The Best Thing About Being in the Transcription Business
- progers88
- Feb 11, 2015
- 2 min read
Transcription is an interesting activity. I find being a good transcriber takes a healthy mix of creative and non-creative thinking, left-brain and right-brain awareness. The transcriber is both writer and editor. We have to try to synthesize people’s sometimes somewhat incoherent thoughts into an easily readable form. The transcriber has to be acutely aware of the rules of grammar, yet also have an appreciation for the fact that we humans hardly ever abide by those rules in our speech. Transcription is a little bit like translation in that sense: it both adds meaning and takes meaning away.
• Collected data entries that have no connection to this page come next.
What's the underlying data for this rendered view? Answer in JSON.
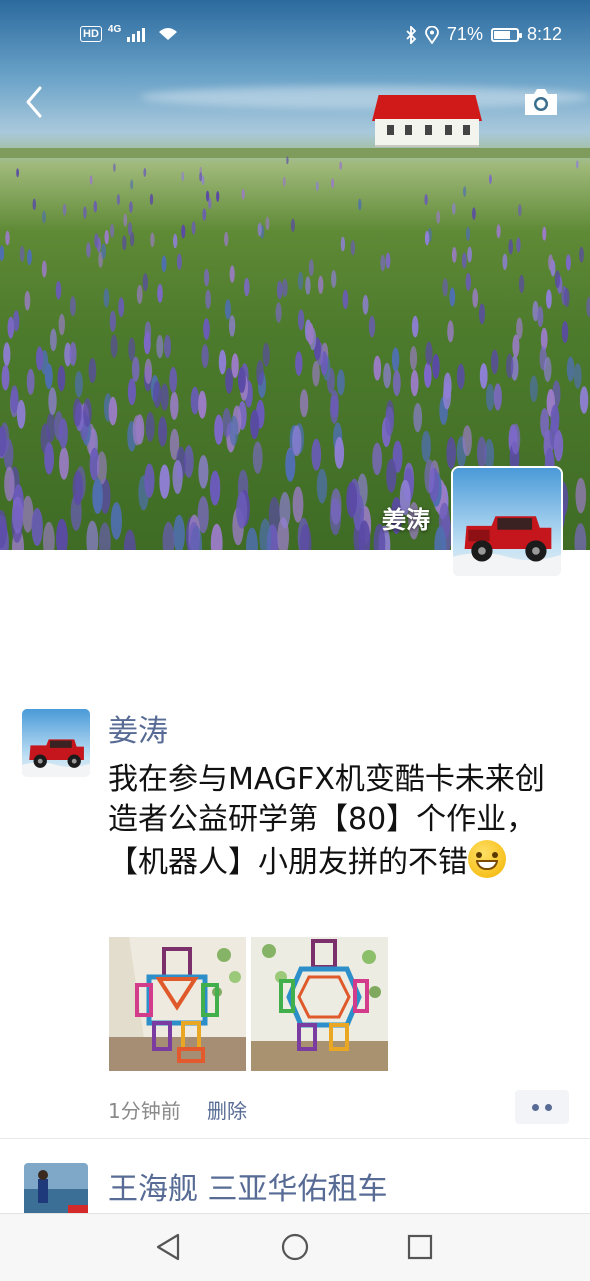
{
  "status_bar": {
    "hd": "HD",
    "network": "4G",
    "battery": "71%",
    "battery_level": 0.71,
    "time": "8:12",
    "icons": [
      "signal-icon",
      "wifi-icon",
      "bluetooth-icon",
      "location-icon",
      "battery-icon"
    ]
  },
  "header": {
    "back_icon": "chevron-left-icon",
    "camera_icon": "camera-icon"
  },
  "profile": {
    "name": "姜涛"
  },
  "post": {
    "author": "姜涛",
    "text": "我在参与MAGFX机变酷卡未来创造者公益研学第【80】个作业，【机器人】小朋友拼的不错",
    "emoji": "grinning-face-emoji",
    "photo_count": 2,
    "time": "1分钟前",
    "delete_label": "删除",
    "more_icon": "more-dots-icon"
  },
  "next_post": {
    "author": "王海舰 三亚华佑租车"
  },
  "nav_bar": {
    "icons": [
      "back-triangle-icon",
      "home-circle-icon",
      "recents-square-icon"
    ]
  },
  "colors": {
    "link_blue": "#576b95",
    "text": "#111111",
    "meta_gray": "#8a8a8a"
  }
}
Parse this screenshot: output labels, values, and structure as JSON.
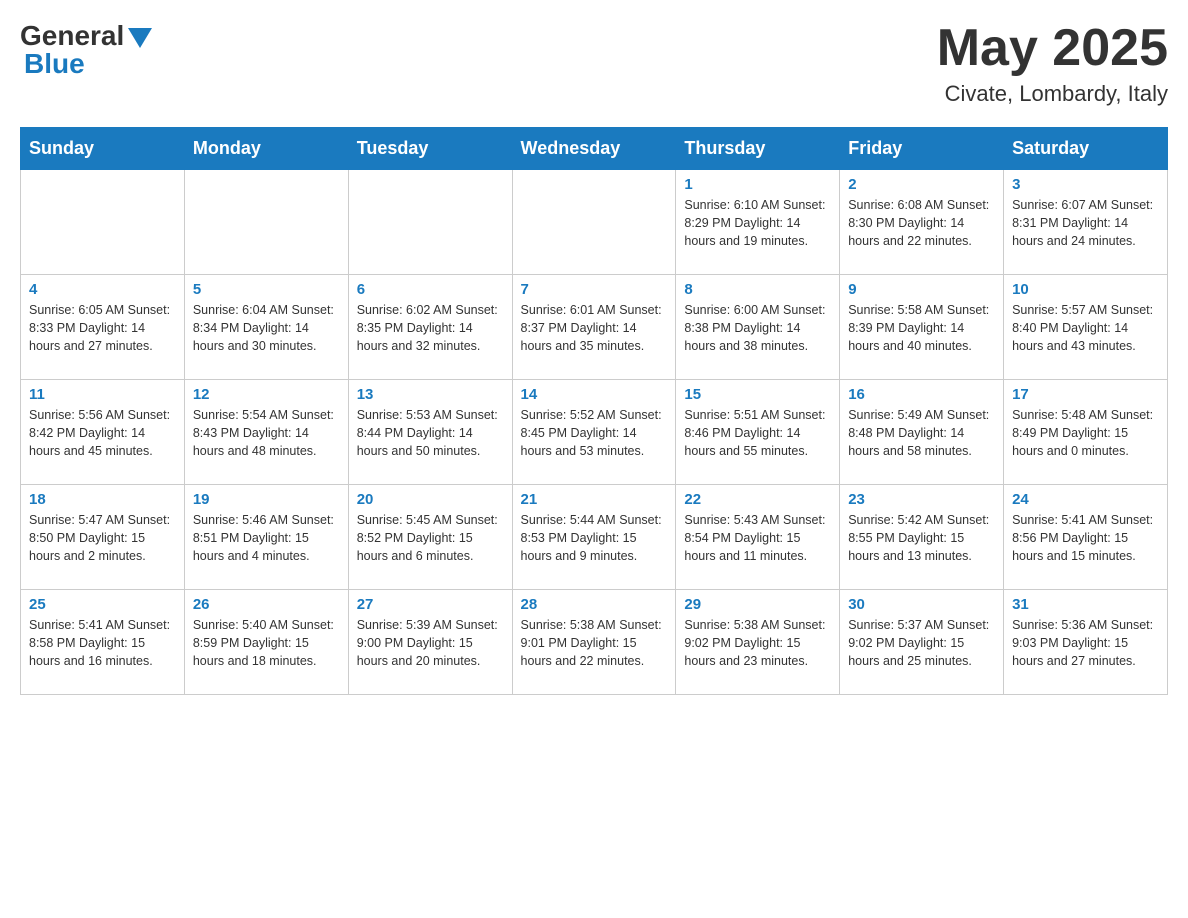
{
  "header": {
    "logo": {
      "general": "General",
      "blue": "Blue"
    },
    "title": "May 2025",
    "location": "Civate, Lombardy, Italy"
  },
  "weekdays": [
    "Sunday",
    "Monday",
    "Tuesday",
    "Wednesday",
    "Thursday",
    "Friday",
    "Saturday"
  ],
  "weeks": [
    [
      {
        "day": "",
        "info": ""
      },
      {
        "day": "",
        "info": ""
      },
      {
        "day": "",
        "info": ""
      },
      {
        "day": "",
        "info": ""
      },
      {
        "day": "1",
        "info": "Sunrise: 6:10 AM\nSunset: 8:29 PM\nDaylight: 14 hours and 19 minutes."
      },
      {
        "day": "2",
        "info": "Sunrise: 6:08 AM\nSunset: 8:30 PM\nDaylight: 14 hours and 22 minutes."
      },
      {
        "day": "3",
        "info": "Sunrise: 6:07 AM\nSunset: 8:31 PM\nDaylight: 14 hours and 24 minutes."
      }
    ],
    [
      {
        "day": "4",
        "info": "Sunrise: 6:05 AM\nSunset: 8:33 PM\nDaylight: 14 hours and 27 minutes."
      },
      {
        "day": "5",
        "info": "Sunrise: 6:04 AM\nSunset: 8:34 PM\nDaylight: 14 hours and 30 minutes."
      },
      {
        "day": "6",
        "info": "Sunrise: 6:02 AM\nSunset: 8:35 PM\nDaylight: 14 hours and 32 minutes."
      },
      {
        "day": "7",
        "info": "Sunrise: 6:01 AM\nSunset: 8:37 PM\nDaylight: 14 hours and 35 minutes."
      },
      {
        "day": "8",
        "info": "Sunrise: 6:00 AM\nSunset: 8:38 PM\nDaylight: 14 hours and 38 minutes."
      },
      {
        "day": "9",
        "info": "Sunrise: 5:58 AM\nSunset: 8:39 PM\nDaylight: 14 hours and 40 minutes."
      },
      {
        "day": "10",
        "info": "Sunrise: 5:57 AM\nSunset: 8:40 PM\nDaylight: 14 hours and 43 minutes."
      }
    ],
    [
      {
        "day": "11",
        "info": "Sunrise: 5:56 AM\nSunset: 8:42 PM\nDaylight: 14 hours and 45 minutes."
      },
      {
        "day": "12",
        "info": "Sunrise: 5:54 AM\nSunset: 8:43 PM\nDaylight: 14 hours and 48 minutes."
      },
      {
        "day": "13",
        "info": "Sunrise: 5:53 AM\nSunset: 8:44 PM\nDaylight: 14 hours and 50 minutes."
      },
      {
        "day": "14",
        "info": "Sunrise: 5:52 AM\nSunset: 8:45 PM\nDaylight: 14 hours and 53 minutes."
      },
      {
        "day": "15",
        "info": "Sunrise: 5:51 AM\nSunset: 8:46 PM\nDaylight: 14 hours and 55 minutes."
      },
      {
        "day": "16",
        "info": "Sunrise: 5:49 AM\nSunset: 8:48 PM\nDaylight: 14 hours and 58 minutes."
      },
      {
        "day": "17",
        "info": "Sunrise: 5:48 AM\nSunset: 8:49 PM\nDaylight: 15 hours and 0 minutes."
      }
    ],
    [
      {
        "day": "18",
        "info": "Sunrise: 5:47 AM\nSunset: 8:50 PM\nDaylight: 15 hours and 2 minutes."
      },
      {
        "day": "19",
        "info": "Sunrise: 5:46 AM\nSunset: 8:51 PM\nDaylight: 15 hours and 4 minutes."
      },
      {
        "day": "20",
        "info": "Sunrise: 5:45 AM\nSunset: 8:52 PM\nDaylight: 15 hours and 6 minutes."
      },
      {
        "day": "21",
        "info": "Sunrise: 5:44 AM\nSunset: 8:53 PM\nDaylight: 15 hours and 9 minutes."
      },
      {
        "day": "22",
        "info": "Sunrise: 5:43 AM\nSunset: 8:54 PM\nDaylight: 15 hours and 11 minutes."
      },
      {
        "day": "23",
        "info": "Sunrise: 5:42 AM\nSunset: 8:55 PM\nDaylight: 15 hours and 13 minutes."
      },
      {
        "day": "24",
        "info": "Sunrise: 5:41 AM\nSunset: 8:56 PM\nDaylight: 15 hours and 15 minutes."
      }
    ],
    [
      {
        "day": "25",
        "info": "Sunrise: 5:41 AM\nSunset: 8:58 PM\nDaylight: 15 hours and 16 minutes."
      },
      {
        "day": "26",
        "info": "Sunrise: 5:40 AM\nSunset: 8:59 PM\nDaylight: 15 hours and 18 minutes."
      },
      {
        "day": "27",
        "info": "Sunrise: 5:39 AM\nSunset: 9:00 PM\nDaylight: 15 hours and 20 minutes."
      },
      {
        "day": "28",
        "info": "Sunrise: 5:38 AM\nSunset: 9:01 PM\nDaylight: 15 hours and 22 minutes."
      },
      {
        "day": "29",
        "info": "Sunrise: 5:38 AM\nSunset: 9:02 PM\nDaylight: 15 hours and 23 minutes."
      },
      {
        "day": "30",
        "info": "Sunrise: 5:37 AM\nSunset: 9:02 PM\nDaylight: 15 hours and 25 minutes."
      },
      {
        "day": "31",
        "info": "Sunrise: 5:36 AM\nSunset: 9:03 PM\nDaylight: 15 hours and 27 minutes."
      }
    ]
  ]
}
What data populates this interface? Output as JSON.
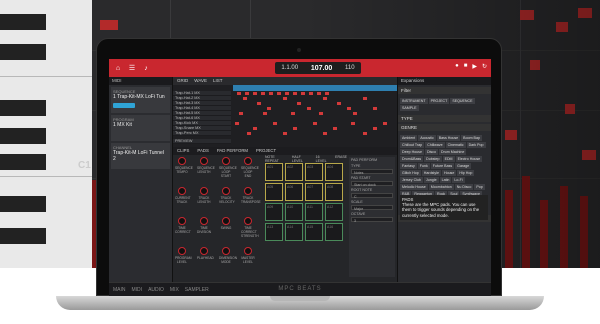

It’s interesting that sometimes you’ll listen to someone speak and they’re clearly whip smart, but because they’re so smart they’re constantly switching between ideas, letting thoughts trail off and smash into the next one. These transcripts tend to be train wrecks: massive run-on sentences, em dashes (this mark: —) all over the place. I feel for the reader when I transcribe someone like that; it makes me want to reach out and tell the speaker to slow down, take a breath, and finish their thought, if only for the sanity of their listeners or readers. I’ll also run into a similar situation where someone will be talking and say something very casually, so that you hardly even notice it, but once it’s written on the page you can see the profundity or beauty of the words.
Essentially, my point is this: transcription makes you stop and listen, really think about the words that are being spoken. Transcription seems simple enough, until you try it yourself. Then you realize that written language and spoken language tend to abide by almost completely different rules, with the written language almost always trying to play catch-up with the spoken language.
There are almost always multiple ways that one can render a spoken sentence; it’s the transcriber’s job to pick the one that most closely resembles the nuance implied by the cadence, tone, and thought processes of the speaker. That, to me, is the blend of artistry and craftsmanship that go into transcription.